Nicolai Grigorievich Shutorev (December 30, 1914 – September 20, 1948), also known as Nicholas Shuteroff, was an American singer of Russian descent.

== Life ==
Nicolai Shutorev was born in San Francisco, the youngest child of Grigori Hritonivich Shutorev and his wife Alexandra Grigorievna Vasilieva. His parents had emigrated from Russia to the United States with his older siblings around 1912.

In 1934 Nicolai graduated from Mission High School in San Francisco. He then worked as an office clerk. It is uncertain what, if any, musical training he received, but as a 23-year-old he performed as a conductor of a balalaika orchestra and an a cappella choir at a charity event. Before World War II, he was a member of the San Francisco Opera Company and took small film roles.

In 1940 he married Luby Bubeshko, and on 28 December 1942 he was drafted into the American military.

From early 1943 he was stationed in Pennsylvania, at Fort Indiantown Gap, known as "The Gap", near Harrisburg. While at Indiantown, he participated as a singer in numerous USO events. He also composed songs himself and created accompanying arrangements for Russian folk songs. He participated in charity concerts, a folk competition, dances and radio broadcasts at Indiantown. Towards the end of the war, Shutorev was transferred to Missouri, where he also performed as a singer at entertainment evenings and church concerts. His repertoire at recitals included humorous numbers, folk songs, Russian and Italian songs, classics by Handel as well as the occasional patriotic American number.

After the end of the war, he performed as a concert singer and in church concerts. Also he was a member of the Los Angeles Opera Company, with whom he performed in The Barber of Seville on 1 September 1947. He also performed with a vocal ensemble called The Serenaders, consisting of Shutorev as a Baritone, a Mezzo-soprano who also accompanied the group on the piano, a Soprano and a Bass.

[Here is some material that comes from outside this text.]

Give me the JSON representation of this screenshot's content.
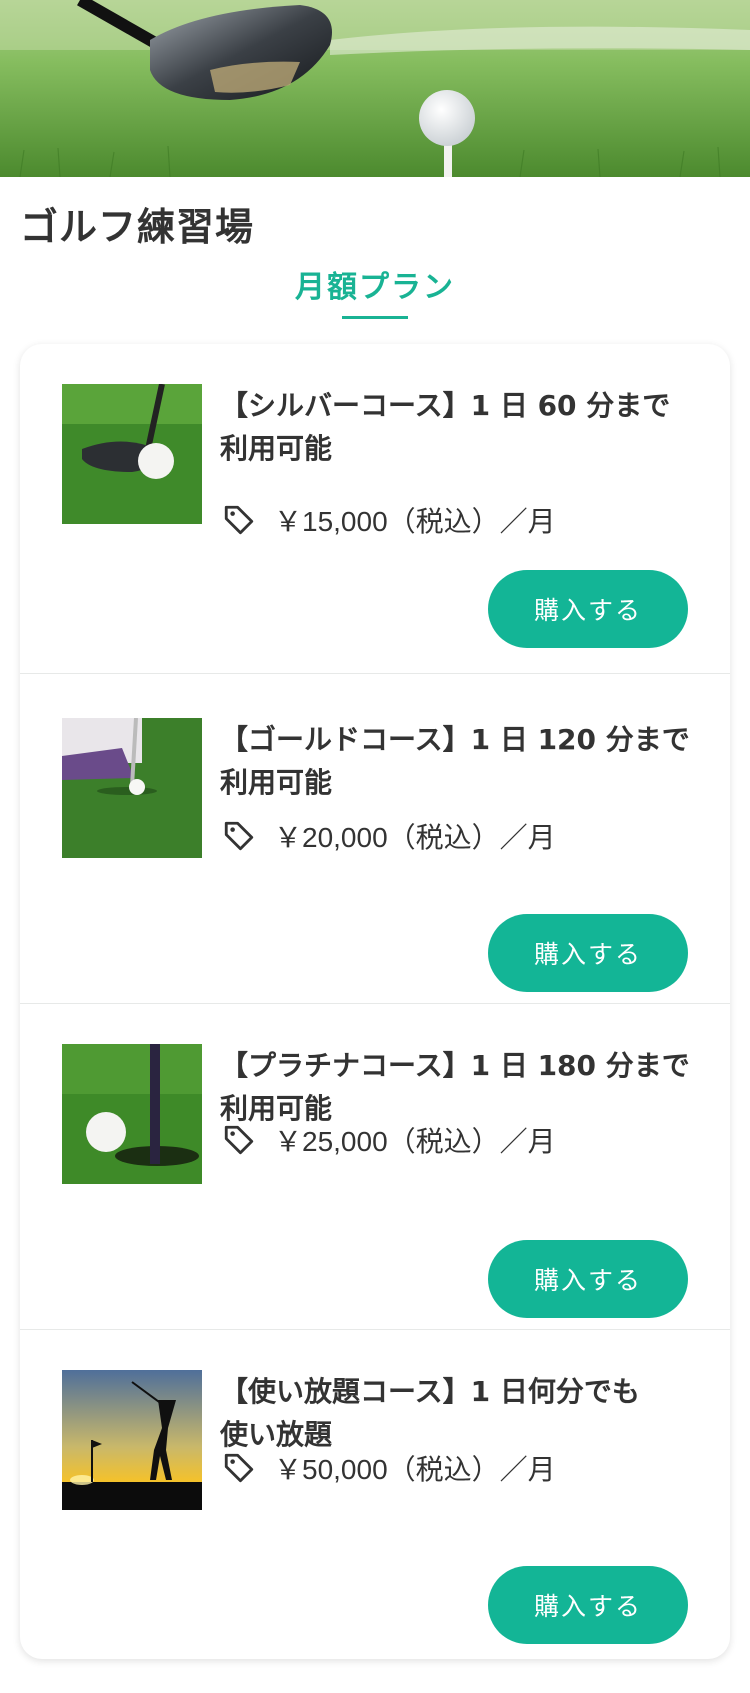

Furthermore, he at least occasionally worked as a voice actor. Only since the release of the short film on the Looney Tunes Golden Collection DVD in October of 2003 did it become known that Shutorev lent his voice to opera singer "Giovanni Jones" in the classic Bugs Bunny short Long-Haired Hare, which was released less than a year after Shutorev's death.

Since late in 1947, he belonged to the newly formed American version of the Comedian Harmonists, which had been founded by the former second Tenor of the original group, Erich Collin, who now also lived in Los Angeles, and which, among others, also included the trumpeter, pianist and arranger Jack Cathcart. The group began a European tour in the summer of 1948 with a concert in Stockholm on 2 August 1948.

Shutorev died of gastric rupture on 20 September 1948 in Bergen, Norway.

== Family ==
Shutorev's marriage to Luby Bubeshko (16 August 1916 – 11 February 2011) remained childless.